A educação, refletida pela estrutura do poder, ou seja, uma estrutura que dificulta o
diálogo, uma estrutura bancária, necessita de educadores que não esperam por melhoras
e sim as buscam, guiando-se no sentido da humanização de ambos. A educação bancária
caminha no sentido contrário deste companheirismo, já que nesta nova concepção não são
feitos mais os depósitos e sim educadores e educandos trabalhando a serviço da liberta-
ção (FREIRE, 2011).
Assim o presente artigo propõe abordar a problematização como ferramenta para a
compreensão de conteúdos de química contextualizados, relacionando-os com questões
sociais e culturais que fazem parte do cotidiano dos alunos do ensino médio.

MÉTODO DA PESQUISA

A presente pesquisa envolveu o estudo de caso, embasado na investigação qualitativa,


com entrevista semi-estruturada, fornecendo informações do contexto social e/ou profissional
dos alunos do ensino médio.
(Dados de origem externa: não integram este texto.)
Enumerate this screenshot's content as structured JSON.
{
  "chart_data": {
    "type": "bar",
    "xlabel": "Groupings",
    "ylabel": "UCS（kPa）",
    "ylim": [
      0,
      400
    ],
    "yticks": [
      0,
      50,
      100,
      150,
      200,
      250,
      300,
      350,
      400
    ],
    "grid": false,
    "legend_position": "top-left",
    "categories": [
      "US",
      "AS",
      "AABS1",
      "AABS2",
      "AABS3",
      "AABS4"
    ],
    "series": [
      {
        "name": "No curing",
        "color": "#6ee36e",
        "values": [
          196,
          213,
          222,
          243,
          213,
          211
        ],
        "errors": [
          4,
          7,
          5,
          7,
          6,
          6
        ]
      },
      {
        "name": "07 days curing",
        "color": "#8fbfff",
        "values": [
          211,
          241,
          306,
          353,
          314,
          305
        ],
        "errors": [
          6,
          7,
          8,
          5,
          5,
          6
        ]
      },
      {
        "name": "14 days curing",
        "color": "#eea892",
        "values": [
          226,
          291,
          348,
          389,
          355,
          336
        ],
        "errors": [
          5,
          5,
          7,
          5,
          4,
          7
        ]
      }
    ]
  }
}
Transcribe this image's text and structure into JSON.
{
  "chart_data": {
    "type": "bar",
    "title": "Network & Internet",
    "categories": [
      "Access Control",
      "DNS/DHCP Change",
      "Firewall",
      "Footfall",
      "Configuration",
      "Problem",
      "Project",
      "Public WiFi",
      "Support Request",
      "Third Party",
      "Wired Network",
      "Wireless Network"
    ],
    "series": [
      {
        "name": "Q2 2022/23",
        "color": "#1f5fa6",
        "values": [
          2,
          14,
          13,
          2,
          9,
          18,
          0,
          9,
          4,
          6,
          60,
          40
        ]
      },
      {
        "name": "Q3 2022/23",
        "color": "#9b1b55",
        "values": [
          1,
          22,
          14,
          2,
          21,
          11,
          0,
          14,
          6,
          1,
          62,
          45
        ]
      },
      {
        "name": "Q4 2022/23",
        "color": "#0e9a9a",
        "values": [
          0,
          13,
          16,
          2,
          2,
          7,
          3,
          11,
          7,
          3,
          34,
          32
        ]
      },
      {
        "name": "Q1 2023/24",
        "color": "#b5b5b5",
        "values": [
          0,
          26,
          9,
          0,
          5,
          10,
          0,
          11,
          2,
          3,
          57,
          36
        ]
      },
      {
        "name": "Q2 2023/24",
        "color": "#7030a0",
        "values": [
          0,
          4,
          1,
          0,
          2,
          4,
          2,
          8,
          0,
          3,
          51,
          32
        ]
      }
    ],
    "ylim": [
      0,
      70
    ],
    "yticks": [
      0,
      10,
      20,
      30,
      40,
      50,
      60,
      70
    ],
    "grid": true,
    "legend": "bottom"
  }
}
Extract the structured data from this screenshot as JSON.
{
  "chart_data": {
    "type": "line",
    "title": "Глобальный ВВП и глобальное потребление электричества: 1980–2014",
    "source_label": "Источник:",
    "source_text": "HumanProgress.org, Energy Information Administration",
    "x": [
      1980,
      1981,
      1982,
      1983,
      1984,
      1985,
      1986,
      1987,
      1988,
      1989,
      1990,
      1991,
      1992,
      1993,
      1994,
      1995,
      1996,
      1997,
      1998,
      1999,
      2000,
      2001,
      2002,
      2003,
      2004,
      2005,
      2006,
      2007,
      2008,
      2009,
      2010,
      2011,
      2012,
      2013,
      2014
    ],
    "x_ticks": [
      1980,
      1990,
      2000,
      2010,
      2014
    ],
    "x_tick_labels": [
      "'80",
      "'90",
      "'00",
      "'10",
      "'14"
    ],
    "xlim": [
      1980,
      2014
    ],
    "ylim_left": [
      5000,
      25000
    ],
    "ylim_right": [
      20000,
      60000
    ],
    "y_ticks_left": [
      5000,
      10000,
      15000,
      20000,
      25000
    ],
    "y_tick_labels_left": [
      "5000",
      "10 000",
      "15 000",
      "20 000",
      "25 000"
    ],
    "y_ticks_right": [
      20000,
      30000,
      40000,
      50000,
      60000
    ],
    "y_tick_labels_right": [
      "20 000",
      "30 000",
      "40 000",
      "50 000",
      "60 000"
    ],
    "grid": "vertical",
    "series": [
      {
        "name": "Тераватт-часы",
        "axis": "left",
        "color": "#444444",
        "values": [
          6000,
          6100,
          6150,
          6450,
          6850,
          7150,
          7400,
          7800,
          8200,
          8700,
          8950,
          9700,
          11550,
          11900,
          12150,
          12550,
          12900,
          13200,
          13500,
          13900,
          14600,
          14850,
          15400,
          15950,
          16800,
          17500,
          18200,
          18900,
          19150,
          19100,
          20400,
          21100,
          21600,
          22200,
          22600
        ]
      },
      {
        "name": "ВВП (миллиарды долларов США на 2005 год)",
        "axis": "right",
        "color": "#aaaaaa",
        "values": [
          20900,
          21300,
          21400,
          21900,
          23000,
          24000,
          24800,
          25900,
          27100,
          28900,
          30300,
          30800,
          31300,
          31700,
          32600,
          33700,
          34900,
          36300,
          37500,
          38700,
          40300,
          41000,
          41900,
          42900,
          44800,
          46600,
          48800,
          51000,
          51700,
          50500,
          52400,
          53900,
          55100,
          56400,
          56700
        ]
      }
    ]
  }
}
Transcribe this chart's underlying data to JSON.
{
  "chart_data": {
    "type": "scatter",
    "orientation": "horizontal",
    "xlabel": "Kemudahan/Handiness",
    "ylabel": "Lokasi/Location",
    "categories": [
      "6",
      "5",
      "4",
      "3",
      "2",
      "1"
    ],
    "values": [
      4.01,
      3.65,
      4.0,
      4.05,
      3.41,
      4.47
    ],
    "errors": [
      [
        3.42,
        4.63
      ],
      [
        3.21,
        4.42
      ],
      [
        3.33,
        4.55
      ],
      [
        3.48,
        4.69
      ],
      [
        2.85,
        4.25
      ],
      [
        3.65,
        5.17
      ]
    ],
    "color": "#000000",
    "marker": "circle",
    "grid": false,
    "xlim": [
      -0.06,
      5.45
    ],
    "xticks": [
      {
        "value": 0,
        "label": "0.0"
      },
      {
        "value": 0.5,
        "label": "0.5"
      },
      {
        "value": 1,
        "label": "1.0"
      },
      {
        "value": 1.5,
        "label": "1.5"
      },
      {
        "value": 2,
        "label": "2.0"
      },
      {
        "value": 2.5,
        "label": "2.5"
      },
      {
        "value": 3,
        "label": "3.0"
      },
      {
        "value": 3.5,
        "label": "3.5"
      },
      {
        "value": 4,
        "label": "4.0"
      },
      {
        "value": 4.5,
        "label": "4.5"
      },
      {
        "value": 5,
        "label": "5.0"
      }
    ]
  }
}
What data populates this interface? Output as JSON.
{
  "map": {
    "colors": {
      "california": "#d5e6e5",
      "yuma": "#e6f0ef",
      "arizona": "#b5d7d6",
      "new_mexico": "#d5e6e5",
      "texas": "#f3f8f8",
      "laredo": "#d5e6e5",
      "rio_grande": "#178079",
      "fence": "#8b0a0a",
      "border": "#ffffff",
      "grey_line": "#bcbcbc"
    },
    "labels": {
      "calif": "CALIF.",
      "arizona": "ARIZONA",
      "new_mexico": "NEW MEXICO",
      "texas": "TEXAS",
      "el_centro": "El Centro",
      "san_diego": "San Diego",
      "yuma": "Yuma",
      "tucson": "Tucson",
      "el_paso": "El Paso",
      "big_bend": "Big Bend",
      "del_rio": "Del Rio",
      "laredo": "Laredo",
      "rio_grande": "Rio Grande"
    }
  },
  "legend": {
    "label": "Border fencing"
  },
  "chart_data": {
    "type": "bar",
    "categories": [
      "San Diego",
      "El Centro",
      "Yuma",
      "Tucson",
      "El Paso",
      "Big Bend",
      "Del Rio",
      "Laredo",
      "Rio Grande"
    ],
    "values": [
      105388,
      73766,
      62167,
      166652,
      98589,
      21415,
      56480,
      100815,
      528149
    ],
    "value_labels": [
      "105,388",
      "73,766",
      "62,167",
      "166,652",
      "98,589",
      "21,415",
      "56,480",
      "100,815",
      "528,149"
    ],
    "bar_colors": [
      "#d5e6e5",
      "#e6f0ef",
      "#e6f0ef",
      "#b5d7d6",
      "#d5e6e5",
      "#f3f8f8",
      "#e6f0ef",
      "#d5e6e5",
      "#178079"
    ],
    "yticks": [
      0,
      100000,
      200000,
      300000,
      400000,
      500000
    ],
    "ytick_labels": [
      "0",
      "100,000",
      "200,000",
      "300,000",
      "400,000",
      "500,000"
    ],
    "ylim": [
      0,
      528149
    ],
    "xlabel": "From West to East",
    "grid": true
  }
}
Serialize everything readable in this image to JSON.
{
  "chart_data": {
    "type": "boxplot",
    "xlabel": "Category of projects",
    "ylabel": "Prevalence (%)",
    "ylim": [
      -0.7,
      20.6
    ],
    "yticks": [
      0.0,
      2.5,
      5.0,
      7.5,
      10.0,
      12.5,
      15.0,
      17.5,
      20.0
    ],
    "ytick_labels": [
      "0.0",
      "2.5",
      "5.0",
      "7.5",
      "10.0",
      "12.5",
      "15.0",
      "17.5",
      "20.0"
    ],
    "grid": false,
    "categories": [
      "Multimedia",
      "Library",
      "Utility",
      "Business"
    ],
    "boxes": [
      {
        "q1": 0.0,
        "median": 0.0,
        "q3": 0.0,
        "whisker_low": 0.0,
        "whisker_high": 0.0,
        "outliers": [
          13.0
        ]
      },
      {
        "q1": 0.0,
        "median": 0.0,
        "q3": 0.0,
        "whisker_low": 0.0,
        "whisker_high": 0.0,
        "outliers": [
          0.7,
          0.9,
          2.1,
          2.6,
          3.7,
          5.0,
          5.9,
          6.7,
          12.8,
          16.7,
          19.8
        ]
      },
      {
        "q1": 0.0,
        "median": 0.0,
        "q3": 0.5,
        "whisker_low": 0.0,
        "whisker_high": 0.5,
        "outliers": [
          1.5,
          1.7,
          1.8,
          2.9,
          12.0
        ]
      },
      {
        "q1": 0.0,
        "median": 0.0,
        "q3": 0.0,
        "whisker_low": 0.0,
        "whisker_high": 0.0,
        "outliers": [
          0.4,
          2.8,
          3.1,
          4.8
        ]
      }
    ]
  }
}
Inicialmente houve a aplicação de 48 questionários aos alunos
da 3ª série do ensino médio do turno noturno de um Colégio Estadual localizado na cidade
de Anápolis. O questionário aplicado (Quadro 1) teve como objetivo conhecer o contexto
dos alunos e aspectos relacionados ao ensino de química.

Quadro 1. Questionário realizado com os alunos.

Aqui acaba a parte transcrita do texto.